Testimony: Bruno’s Senate secretary handled paperwork for his sideline business, took money

By Michael Virtanen, AP
Tuesday, November 17, 2009

Bruno’s Senate secretary handled sideline business

ALBANY, N.Y. — Former New York Senate leader Joseph Bruno’s longtime statehouse secretary testified Monday that she handled paperwork and accounting for his sideline consulting firm without being paid by the business but helped herself to some Bruno money.

At Bruno’s federal corruption trial, Patricia Stackrow said she typed Bruno’s financial disclosure statements, tallied his consulting receipts and expenses for taxes, but she also wrote checks from the account of Bruno’s firm, Business Consultants, to his personal bank account. Her notes showed he got more than $110,000 from fees in 1993 alone.

Stackrow testified with immunity from prosecution except for perjury. She served as Bruno’s secretary in the Senate for more than a decade.

Now retired, Stackrow said her Senate job sometimes entailed 80-hour workweeks including nights and weekends, and she did the consulting company work in her free time, usually after 5 p.m.

Asked why she took money from the senator’s personal bank account and how much, Stackrow said she didn’t know.

However, prosecutors presented her grand jury testimony from last year, when she explained: “Retaliation for the way he treated me at times. He was demeaning, very degrading.”

Bruno faces eight fraud counts, accused of denying New Yorkers his honest services while using his state influence to enrich himself by $3.2 million over 13 years.

Prosecutors say he contacted union officials to invest pension funds with an investment company that paid him, while the unions had business under consideration with the Legislature. He also got paid by three businessmen with state interests.

Bruno repeated Monday that as “a citizen-legislator,” he had a right to conduct his private consulting business, just like lawmakers who are also lawyers or farmers when they’re not doing state work.

He says he never compromised his public trust. He declined to comment on testimony from Stackrow or any other witness in the trial, now in its third week.

Stackrow testified that she personally filled out the financial disclosure forms Bruno was required to file about his outside business interests. She annually updated the previous year’s form, reviewed it with lawyers on the Senate staff, then gave it to Bruno to sign, she said.

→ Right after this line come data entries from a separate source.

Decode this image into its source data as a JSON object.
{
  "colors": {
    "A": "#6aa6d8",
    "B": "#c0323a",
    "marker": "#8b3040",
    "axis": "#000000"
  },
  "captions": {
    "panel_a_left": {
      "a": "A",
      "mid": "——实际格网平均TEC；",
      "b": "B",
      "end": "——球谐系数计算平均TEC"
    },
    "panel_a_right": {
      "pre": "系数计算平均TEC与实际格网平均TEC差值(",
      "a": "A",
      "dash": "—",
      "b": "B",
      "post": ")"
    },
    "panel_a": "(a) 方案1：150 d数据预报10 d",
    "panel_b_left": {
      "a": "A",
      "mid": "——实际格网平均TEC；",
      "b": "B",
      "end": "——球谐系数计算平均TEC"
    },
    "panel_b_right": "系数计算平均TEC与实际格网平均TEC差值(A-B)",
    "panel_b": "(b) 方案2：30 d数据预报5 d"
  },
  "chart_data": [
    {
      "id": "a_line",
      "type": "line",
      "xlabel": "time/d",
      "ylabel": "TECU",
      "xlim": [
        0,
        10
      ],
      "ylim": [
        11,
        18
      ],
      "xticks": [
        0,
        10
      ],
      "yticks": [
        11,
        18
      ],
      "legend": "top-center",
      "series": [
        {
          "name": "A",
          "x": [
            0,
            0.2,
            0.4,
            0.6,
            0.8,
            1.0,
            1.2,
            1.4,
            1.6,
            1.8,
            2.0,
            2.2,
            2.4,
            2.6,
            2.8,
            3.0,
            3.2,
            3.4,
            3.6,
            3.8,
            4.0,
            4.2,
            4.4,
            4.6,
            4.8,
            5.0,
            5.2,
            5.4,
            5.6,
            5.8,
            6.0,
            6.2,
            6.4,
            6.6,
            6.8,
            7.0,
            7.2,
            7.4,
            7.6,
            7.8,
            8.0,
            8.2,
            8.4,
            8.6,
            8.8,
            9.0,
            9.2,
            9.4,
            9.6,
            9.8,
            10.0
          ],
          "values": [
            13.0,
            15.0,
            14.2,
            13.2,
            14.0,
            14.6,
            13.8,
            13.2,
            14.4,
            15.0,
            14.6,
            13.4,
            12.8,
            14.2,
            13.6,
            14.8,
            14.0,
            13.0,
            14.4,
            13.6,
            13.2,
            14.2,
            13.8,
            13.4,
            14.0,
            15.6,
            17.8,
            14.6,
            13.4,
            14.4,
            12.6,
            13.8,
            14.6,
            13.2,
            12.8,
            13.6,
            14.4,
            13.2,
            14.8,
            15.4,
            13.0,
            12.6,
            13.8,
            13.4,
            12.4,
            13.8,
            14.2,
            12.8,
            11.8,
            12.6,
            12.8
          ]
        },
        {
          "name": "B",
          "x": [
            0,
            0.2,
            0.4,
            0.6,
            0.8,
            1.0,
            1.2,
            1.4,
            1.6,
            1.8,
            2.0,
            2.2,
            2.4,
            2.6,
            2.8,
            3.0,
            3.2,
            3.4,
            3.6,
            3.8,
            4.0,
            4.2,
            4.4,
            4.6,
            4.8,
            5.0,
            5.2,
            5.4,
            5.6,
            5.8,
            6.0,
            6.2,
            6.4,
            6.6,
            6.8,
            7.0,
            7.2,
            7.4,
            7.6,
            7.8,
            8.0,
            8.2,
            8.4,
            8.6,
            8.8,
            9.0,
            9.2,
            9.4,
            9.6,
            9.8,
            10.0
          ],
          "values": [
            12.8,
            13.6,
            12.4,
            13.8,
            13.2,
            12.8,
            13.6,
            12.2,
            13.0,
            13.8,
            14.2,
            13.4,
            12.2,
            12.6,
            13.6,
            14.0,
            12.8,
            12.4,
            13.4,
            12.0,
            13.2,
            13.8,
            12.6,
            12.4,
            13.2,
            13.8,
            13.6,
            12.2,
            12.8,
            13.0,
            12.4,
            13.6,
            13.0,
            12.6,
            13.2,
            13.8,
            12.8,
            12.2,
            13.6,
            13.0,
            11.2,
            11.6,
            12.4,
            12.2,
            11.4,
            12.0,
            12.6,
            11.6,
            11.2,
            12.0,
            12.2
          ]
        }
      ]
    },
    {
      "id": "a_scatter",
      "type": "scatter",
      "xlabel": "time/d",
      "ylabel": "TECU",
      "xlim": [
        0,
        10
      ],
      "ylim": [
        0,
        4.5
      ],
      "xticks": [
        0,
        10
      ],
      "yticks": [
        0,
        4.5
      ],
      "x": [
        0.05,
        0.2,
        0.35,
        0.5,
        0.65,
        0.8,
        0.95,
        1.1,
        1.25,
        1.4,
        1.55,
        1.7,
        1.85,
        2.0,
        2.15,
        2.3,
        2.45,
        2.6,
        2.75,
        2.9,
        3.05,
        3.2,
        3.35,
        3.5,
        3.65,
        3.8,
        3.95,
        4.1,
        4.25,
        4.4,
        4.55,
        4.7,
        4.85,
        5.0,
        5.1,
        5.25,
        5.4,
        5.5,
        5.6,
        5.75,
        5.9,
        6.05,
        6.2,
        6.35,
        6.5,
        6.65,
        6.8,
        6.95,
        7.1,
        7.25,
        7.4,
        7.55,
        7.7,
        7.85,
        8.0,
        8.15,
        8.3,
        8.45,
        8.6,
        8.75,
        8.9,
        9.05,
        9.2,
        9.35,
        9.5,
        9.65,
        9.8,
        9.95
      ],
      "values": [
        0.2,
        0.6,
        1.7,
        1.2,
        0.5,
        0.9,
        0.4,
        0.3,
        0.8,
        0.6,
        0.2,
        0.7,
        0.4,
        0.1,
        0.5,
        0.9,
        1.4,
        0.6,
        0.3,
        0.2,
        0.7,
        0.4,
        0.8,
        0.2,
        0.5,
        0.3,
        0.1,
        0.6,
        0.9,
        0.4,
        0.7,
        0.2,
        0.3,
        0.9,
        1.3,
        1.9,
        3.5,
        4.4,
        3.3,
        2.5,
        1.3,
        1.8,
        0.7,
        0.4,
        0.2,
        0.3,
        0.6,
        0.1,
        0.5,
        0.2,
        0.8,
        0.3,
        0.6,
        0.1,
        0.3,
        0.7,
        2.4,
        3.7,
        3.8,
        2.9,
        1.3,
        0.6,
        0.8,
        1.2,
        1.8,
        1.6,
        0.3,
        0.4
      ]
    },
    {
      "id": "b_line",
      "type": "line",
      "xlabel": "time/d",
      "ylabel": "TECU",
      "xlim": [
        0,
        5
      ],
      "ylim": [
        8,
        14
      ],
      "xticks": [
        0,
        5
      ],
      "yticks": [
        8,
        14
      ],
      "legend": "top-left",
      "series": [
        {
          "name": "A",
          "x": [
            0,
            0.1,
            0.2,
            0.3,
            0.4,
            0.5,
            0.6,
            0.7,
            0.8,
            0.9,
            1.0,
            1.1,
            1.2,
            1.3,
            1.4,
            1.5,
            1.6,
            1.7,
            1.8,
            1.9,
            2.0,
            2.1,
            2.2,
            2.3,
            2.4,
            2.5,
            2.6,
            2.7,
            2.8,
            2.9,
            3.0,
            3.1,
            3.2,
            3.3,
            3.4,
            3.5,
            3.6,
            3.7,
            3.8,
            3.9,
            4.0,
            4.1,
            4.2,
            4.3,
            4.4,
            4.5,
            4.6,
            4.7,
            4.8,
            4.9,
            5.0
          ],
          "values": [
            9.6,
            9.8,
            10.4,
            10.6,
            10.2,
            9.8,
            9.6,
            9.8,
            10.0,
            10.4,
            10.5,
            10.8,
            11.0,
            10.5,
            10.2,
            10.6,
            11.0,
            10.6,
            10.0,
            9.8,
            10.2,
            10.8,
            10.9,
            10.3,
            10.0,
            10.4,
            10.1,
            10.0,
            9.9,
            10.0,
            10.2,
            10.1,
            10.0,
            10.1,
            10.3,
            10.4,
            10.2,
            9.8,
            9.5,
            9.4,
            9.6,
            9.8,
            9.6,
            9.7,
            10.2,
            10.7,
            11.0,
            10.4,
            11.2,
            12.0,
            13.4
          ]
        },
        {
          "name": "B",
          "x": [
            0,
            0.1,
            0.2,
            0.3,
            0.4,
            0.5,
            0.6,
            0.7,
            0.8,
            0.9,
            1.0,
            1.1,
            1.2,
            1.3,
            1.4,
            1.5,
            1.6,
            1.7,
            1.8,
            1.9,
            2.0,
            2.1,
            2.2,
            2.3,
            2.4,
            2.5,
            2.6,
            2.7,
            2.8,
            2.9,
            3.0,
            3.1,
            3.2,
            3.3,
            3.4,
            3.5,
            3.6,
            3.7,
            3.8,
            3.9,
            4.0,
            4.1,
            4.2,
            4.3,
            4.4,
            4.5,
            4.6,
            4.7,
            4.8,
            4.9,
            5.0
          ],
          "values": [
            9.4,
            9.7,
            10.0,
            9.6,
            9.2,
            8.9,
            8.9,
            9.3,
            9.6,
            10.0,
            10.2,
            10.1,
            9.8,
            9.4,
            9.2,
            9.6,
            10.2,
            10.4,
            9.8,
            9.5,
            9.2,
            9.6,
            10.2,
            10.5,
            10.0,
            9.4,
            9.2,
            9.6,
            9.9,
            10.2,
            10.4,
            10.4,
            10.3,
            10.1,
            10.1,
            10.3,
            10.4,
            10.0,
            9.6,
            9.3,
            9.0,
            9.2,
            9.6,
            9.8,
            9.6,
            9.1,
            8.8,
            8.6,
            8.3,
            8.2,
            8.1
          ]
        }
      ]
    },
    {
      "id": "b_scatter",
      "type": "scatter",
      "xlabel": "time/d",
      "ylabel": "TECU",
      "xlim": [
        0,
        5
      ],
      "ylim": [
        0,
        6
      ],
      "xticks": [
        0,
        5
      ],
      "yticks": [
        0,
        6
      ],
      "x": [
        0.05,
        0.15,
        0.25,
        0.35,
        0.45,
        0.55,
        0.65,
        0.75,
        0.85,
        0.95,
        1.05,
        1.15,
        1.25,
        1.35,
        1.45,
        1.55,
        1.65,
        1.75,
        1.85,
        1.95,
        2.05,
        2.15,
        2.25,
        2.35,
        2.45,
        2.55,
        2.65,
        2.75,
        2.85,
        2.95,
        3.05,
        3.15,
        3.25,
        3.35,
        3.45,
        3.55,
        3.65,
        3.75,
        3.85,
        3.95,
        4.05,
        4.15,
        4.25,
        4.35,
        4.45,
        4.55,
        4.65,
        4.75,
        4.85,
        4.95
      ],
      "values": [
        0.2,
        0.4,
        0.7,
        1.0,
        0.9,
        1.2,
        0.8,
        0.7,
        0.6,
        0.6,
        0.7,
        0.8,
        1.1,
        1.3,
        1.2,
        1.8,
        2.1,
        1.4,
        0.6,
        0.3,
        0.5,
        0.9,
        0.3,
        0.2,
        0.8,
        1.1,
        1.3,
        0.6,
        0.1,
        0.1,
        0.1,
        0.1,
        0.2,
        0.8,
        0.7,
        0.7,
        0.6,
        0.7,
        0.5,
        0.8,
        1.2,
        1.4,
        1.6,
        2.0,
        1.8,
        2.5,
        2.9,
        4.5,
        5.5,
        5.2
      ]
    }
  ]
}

Stackrow testified the reason some forms didn’t separately list companies for which Bruno did consulting work was based on the attorneys’ advice, not Bruno’s. She said the 80-year-old senator, who also retired last year, never told her to withhold any information.

She said Bruno’s sideline partnership with a veterinarian and a businessman in breeding and selling racehorses ended in 2006 because of conflicts of interest.

That was because the two other men were involved in bids for the state thoroughbred racing franchise and Bruno as majority leader had input in the process for choosing who would get the franchise, she said.

John Lewis, Stackrow’s attorney, said they’d asked prosecutors not to bring up her taking money from Bruno’s account. Asked if she has any criminal liability, he said, “She has immunity. That’s the answer to that.”